Genre: groove/thrash metal
"Scourge" is the last album from underrated British thrash metal band, and with its focus on groove and heaviness it is stylistically a far cry from their first albums "Shattered Existence" and "Whose Advantage" which are more technical thrash metal records. However, one must remember that between these is "Kin", where Xentrix took the tempo down a knot or two, so, "Scourge" is very much a natural step in Xentrix' musical evolution. It also very much reflects a band struggling to find a new musical identity in a time when metal was not in, and - ironically - it also reflects the general evolutionary curve that thrash metal took in the wake of Pantera's success with groove metal and the onslaught of alternative metal.
"Scourge" is one of the better attempts by a thrash band at making more groovy metal because, after all, they do not abandon their thrash metal roots altogether as evidenced by riffage in tracks like "Incite" and "Strength of Persuasion" as wel as "Never Be" and "The Hand that Feeds Itself" (my favorites of the album). I also like Xentrix' approach to heavy and groovy metal on this album. Rather than trying to just copy Pantera (although there are a lot of Pantera-rip-off-ish things on this album), Xentrix try to add their own touch and blend in alternative metal and classic metal elements in with the groove, which can be heard in a track like "Caught You Living" which contains groove, technical riffage and rap... all in one song.
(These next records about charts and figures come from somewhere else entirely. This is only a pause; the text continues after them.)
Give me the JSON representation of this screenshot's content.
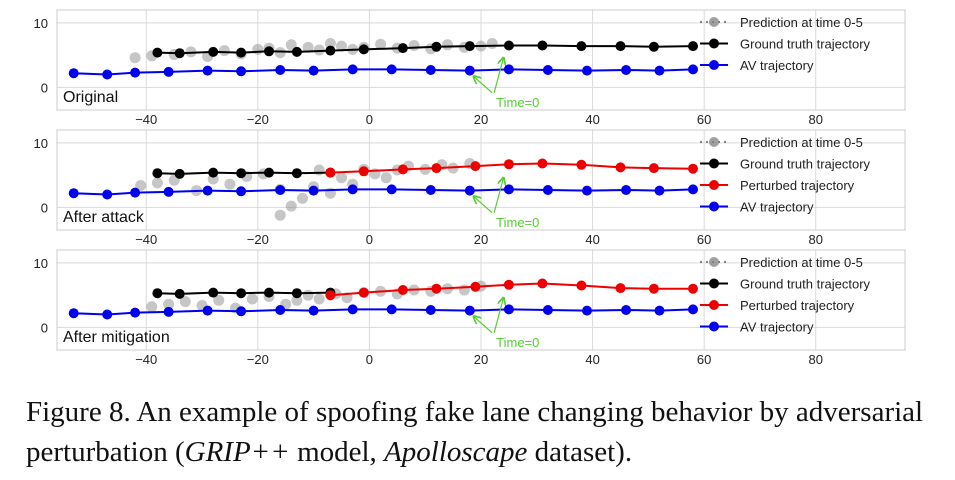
{
  "figure": {
    "caption_prefix": "Figure 8. An example of spoofing fake lane changing behavior by adversarial perturbation (",
    "caption_model": "GRIP++",
    "caption_mid": " model, ",
    "caption_dataset": "Apolloscape",
    "caption_suffix": " dataset)."
  },
  "colors": {
    "av": "#0000ee",
    "ground_truth": "#000000",
    "perturbed": "#ee0000",
    "prediction": "#808080",
    "annotation": "#55cc33",
    "grid": "#d9d9d9"
  },
  "chart_data": [
    {
      "type": "line",
      "panel_label": "Original",
      "xlim": [
        -56,
        96
      ],
      "ylim": [
        -3.5,
        12
      ],
      "xticks": [
        -40,
        -20,
        0,
        20,
        40,
        60,
        80
      ],
      "yticks": [
        0,
        10
      ],
      "grid": true,
      "legend_position": "top-right",
      "annotation": {
        "text": "Time=0",
        "target": [
          24,
          4.5
        ],
        "text_at": [
          22,
          -3
        ]
      },
      "series": [
        {
          "name": "Prediction at time 0-5",
          "style": "prediction",
          "x": [
            -42,
            -39,
            -35,
            -32,
            -29,
            -26,
            -23,
            -20,
            -18,
            -16,
            -14,
            -11,
            -9,
            -7,
            -5,
            -3,
            -1,
            2,
            5,
            8,
            11,
            14,
            17,
            20,
            22
          ],
          "y": [
            4.6,
            4.9,
            5.1,
            5.5,
            4.8,
            5.7,
            5.2,
            5.9,
            6.1,
            5.4,
            6.6,
            6.2,
            5.8,
            6.8,
            6.4,
            5.9,
            6.2,
            6.7,
            6.1,
            6.5,
            6.0,
            6.6,
            6.2,
            6.4,
            6.8
          ]
        },
        {
          "name": "Ground truth trajectory",
          "style": "ground_truth",
          "x": [
            -38,
            -34,
            -28,
            -23,
            -18,
            -13,
            -7,
            -1,
            6,
            12,
            18,
            25,
            31,
            38,
            45,
            51,
            58
          ],
          "y": [
            5.4,
            5.3,
            5.5,
            5.4,
            5.6,
            5.5,
            5.7,
            5.9,
            6.1,
            6.3,
            6.4,
            6.5,
            6.5,
            6.4,
            6.4,
            6.3,
            6.4
          ]
        },
        {
          "name": "AV trajectory",
          "style": "av",
          "x": [
            -53,
            -47,
            -42,
            -36,
            -29,
            -23,
            -16,
            -10,
            -3,
            4,
            11,
            18,
            25,
            32,
            39,
            46,
            52,
            58
          ],
          "y": [
            2.2,
            2.0,
            2.3,
            2.4,
            2.6,
            2.5,
            2.7,
            2.6,
            2.8,
            2.8,
            2.7,
            2.6,
            2.8,
            2.7,
            2.6,
            2.7,
            2.6,
            2.8
          ]
        }
      ]
    },
    {
      "type": "line",
      "panel_label": "After attack",
      "xlim": [
        -56,
        96
      ],
      "ylim": [
        -3.5,
        12
      ],
      "xticks": [
        -40,
        -20,
        0,
        20,
        40,
        60,
        80
      ],
      "yticks": [
        0,
        10
      ],
      "grid": true,
      "legend_position": "top-right",
      "annotation": {
        "text": "Time=0",
        "target": [
          24,
          4.5
        ],
        "text_at": [
          22,
          -3
        ]
      },
      "series": [
        {
          "name": "Prediction at time 0-5",
          "style": "prediction",
          "x": [
            -41,
            -38,
            -35,
            -31,
            -28,
            -25,
            -22,
            -19,
            -16,
            -16,
            -14,
            -12,
            -10,
            -9,
            -7,
            -5,
            -3,
            -1,
            1,
            3,
            5,
            7,
            10,
            13,
            15,
            18
          ],
          "y": [
            3.4,
            3.8,
            4.2,
            2.6,
            4.4,
            3.6,
            4.8,
            5.2,
            2.8,
            -1.2,
            0.2,
            1.4,
            3.2,
            5.8,
            2.2,
            4.6,
            3.6,
            5.9,
            5.2,
            4.6,
            5.8,
            6.4,
            5.9,
            6.6,
            6.1,
            6.8
          ]
        },
        {
          "name": "Ground truth trajectory",
          "style": "ground_truth",
          "x": [
            -38,
            -34,
            -28,
            -23,
            -18,
            -13,
            -7
          ],
          "y": [
            5.3,
            5.2,
            5.4,
            5.3,
            5.4,
            5.3,
            5.4
          ]
        },
        {
          "name": "Perturbed trajectory",
          "style": "perturbed",
          "x": [
            -7,
            -1,
            6,
            12,
            19,
            25,
            31,
            38,
            45,
            51,
            58
          ],
          "y": [
            5.4,
            5.6,
            5.9,
            6.1,
            6.4,
            6.7,
            6.8,
            6.6,
            6.2,
            6.1,
            6.0
          ]
        },
        {
          "name": "AV trajectory",
          "style": "av",
          "x": [
            -53,
            -47,
            -42,
            -36,
            -29,
            -23,
            -16,
            -10,
            -3,
            4,
            11,
            18,
            25,
            32,
            39,
            46,
            52,
            58
          ],
          "y": [
            2.2,
            2.0,
            2.3,
            2.4,
            2.6,
            2.5,
            2.7,
            2.6,
            2.8,
            2.8,
            2.7,
            2.6,
            2.8,
            2.7,
            2.6,
            2.7,
            2.6,
            2.8
          ]
        }
      ]
    },
    {
      "type": "line",
      "panel_label": "After mitigation",
      "xlim": [
        -56,
        96
      ],
      "ylim": [
        -3.5,
        12
      ],
      "xticks": [
        -40,
        -20,
        0,
        20,
        40,
        60,
        80
      ],
      "yticks": [
        0,
        10
      ],
      "grid": true,
      "legend_position": "top-right",
      "annotation": {
        "text": "Time=0",
        "target": [
          24,
          4.5
        ],
        "text_at": [
          22,
          -3
        ]
      },
      "series": [
        {
          "name": "Prediction at time 0-5",
          "style": "prediction",
          "x": [
            -39,
            -36,
            -33,
            -30,
            -27,
            -24,
            -21,
            -18,
            -15,
            -13,
            -11,
            -9,
            -6,
            -4,
            -1,
            2,
            5,
            8,
            11,
            14,
            17,
            20
          ],
          "y": [
            3.2,
            3.6,
            4.0,
            3.4,
            4.2,
            3.0,
            4.4,
            4.8,
            3.6,
            4.2,
            5.0,
            4.4,
            5.2,
            4.6,
            5.4,
            5.6,
            5.2,
            5.8,
            5.6,
            6.0,
            5.8,
            6.4
          ]
        },
        {
          "name": "Ground truth trajectory",
          "style": "ground_truth",
          "x": [
            -38,
            -34,
            -28,
            -23,
            -18,
            -13,
            -7
          ],
          "y": [
            5.3,
            5.2,
            5.4,
            5.3,
            5.4,
            5.3,
            5.4
          ]
        },
        {
          "name": "Perturbed trajectory",
          "style": "perturbed",
          "x": [
            -7,
            -1,
            6,
            12,
            19,
            25,
            31,
            38,
            45,
            51,
            58
          ],
          "y": [
            5.0,
            5.4,
            5.8,
            6.0,
            6.3,
            6.6,
            6.8,
            6.5,
            6.1,
            6.0,
            6.0
          ]
        },
        {
          "name": "AV trajectory",
          "style": "av",
          "x": [
            -53,
            -47,
            -42,
            -36,
            -29,
            -23,
            -16,
            -10,
            -3,
            4,
            11,
            18,
            25,
            32,
            39,
            46,
            52,
            58
          ],
          "y": [
            2.2,
            2.0,
            2.3,
            2.4,
            2.6,
            2.5,
            2.7,
            2.6,
            2.8,
            2.8,
            2.7,
            2.6,
            2.8,
            2.7,
            2.6,
            2.7,
            2.6,
            2.8
          ]
        }
      ]
    }
  ]
}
The major weakness of the album is that its energy quickly wanes away and gives the impression of limping music which should have been played faster (and this is a problem that many of the thrash-cum-groove metal bands of the late 90s had). In other words, this is another one of those album which are best served a couple of tracks at the time, because the individual tracks are pretty good.
The production is crisp and clean, and the bass drums have that characteristic 90s click sound. I think that this rather polished production is fine, because it allows you to pick out all the details, which is something I appreciate. Moreover, the music on this album does not really have the raw energy to carry a raw production.
So, not a bad album at all, and one of the better thrash-cum-groove metal albums. But "Scourge" does not measure up to the quality of Xentrix' previous releases. It is also historically interesting in that it very much reflects the state of flux that metal music found itself in in the mid 90s.